Although "blkfern-jungal" by Aileen Corpus (an example of Black Australian Aboriginal verse) may be slightly difficult to understand at first, it seems that the themes presented are universal, easily discernible if one takes the time to work through the unfamiliar dialect.
A theme is defined as:
...the central and dominating idea in a literary work...In addition, the term means a message or moral implicit in any work of art.
In other words, a theme is a message (or messages) the author is trying to convey to the reader, what I call "life truths." These messages are generally valuable in that the truth being shared is something many people can relate to, despite differences in diverse cultures, ethnicity, etc. It is the universality that makes the piece so enduring. This is certainly the case in Corpus' poem.
A poor black man is on Regent Street, a location he knows well. The people are folks he is familiar with. He notes some other black men who are very well dressed, compared to the speaker who is sitting in the gutter ("gutta").

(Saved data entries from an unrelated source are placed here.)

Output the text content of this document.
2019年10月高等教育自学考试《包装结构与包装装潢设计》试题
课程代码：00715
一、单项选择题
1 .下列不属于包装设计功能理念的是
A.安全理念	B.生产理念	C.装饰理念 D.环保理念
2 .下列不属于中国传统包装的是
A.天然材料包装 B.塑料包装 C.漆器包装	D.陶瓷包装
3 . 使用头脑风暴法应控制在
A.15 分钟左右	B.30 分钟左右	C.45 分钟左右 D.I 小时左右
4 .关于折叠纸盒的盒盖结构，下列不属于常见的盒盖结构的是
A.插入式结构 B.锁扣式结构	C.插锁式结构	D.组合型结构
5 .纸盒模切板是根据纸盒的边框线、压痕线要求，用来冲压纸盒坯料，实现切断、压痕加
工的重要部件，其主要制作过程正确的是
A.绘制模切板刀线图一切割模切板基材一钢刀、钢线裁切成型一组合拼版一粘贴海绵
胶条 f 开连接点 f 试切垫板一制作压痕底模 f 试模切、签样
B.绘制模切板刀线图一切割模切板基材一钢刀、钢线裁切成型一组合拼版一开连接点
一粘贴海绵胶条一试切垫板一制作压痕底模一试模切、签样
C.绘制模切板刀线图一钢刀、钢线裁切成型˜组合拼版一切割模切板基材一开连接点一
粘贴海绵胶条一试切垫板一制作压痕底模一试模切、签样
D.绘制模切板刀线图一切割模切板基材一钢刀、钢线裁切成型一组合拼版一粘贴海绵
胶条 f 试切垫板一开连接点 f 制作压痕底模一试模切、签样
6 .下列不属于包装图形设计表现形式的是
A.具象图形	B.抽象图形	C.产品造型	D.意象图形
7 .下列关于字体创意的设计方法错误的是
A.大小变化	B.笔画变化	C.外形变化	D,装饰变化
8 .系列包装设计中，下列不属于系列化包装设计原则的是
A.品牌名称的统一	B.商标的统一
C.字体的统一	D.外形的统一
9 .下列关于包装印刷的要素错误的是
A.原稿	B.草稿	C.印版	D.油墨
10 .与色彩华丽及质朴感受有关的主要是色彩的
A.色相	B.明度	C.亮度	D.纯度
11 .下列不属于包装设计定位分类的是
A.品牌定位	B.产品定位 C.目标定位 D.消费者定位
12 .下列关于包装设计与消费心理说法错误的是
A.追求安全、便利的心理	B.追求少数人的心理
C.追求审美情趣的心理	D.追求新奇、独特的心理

The narrator notes that they are black, but not so in their connection to their race as much as simply being black:
wlk’n down regent street i see
blks hoo display blknez
(i min they sens of blknez)...
They display "blknez," but these do not see themselves as connected to their roots. In fact, it is perhaps their desire to appear different that suggests a desire to separate themselves from the life the narrator leads.
They infer that they are so much better than our speaker, perhaps because they are able to dress well—putting on an appearance of success. In their "wisdom," they offer empty advice—that time is...
...gonna lif yoo outta
yor blk hole n sho yoo
how t’wlk n dress n tlk.
Their suggestion is that if the narrator waits long enough, time will improve his place in life. The men do not offer ideas or help as to how the man will achieve this. Less concerned with helping, they seem more interested in lording their achievements over this less fortunate man. There is no talk of education; health care; training; or, employment. They talk of the "better life" (as they see it), but not a way to get there. It is a sham.
The narrator looks at their fine clothes and down again at his "soiled blknez." In that moment, he seems to clearly perceive what they are offering him—which is nothing more than the attire and speech of success. I get the sense that the man sees their achievement as nothing more than cleaning up the man—not making the man himself better. The narrator understands that while he may be poor, he is clearly more in touch with what it means to be black.
So he turns their words back at them, saying:
‘ime gonna lif yoo outta
yore blk hole n sho yoo
how t’wlk n dress n tlk’
To me he seems to say that in time, you may be more than you are now, and that the clothes don't matter any more than mimicking the speech of those you associate with "success." He is giving them guidance as to how to be better men: perhaps better black men. The inference may be, also, that clothes and talk promised do not improve lives: that they could learn something from him.
In terms of themes, one cliche is: clothes don't make the man. Another is: you can't judge a book by its cover. And last, a common motif in literature is the difference between reality vs. appearance. Anyone can dress up in nice clothes. But the man is no different unless he changes his inner-person somehow.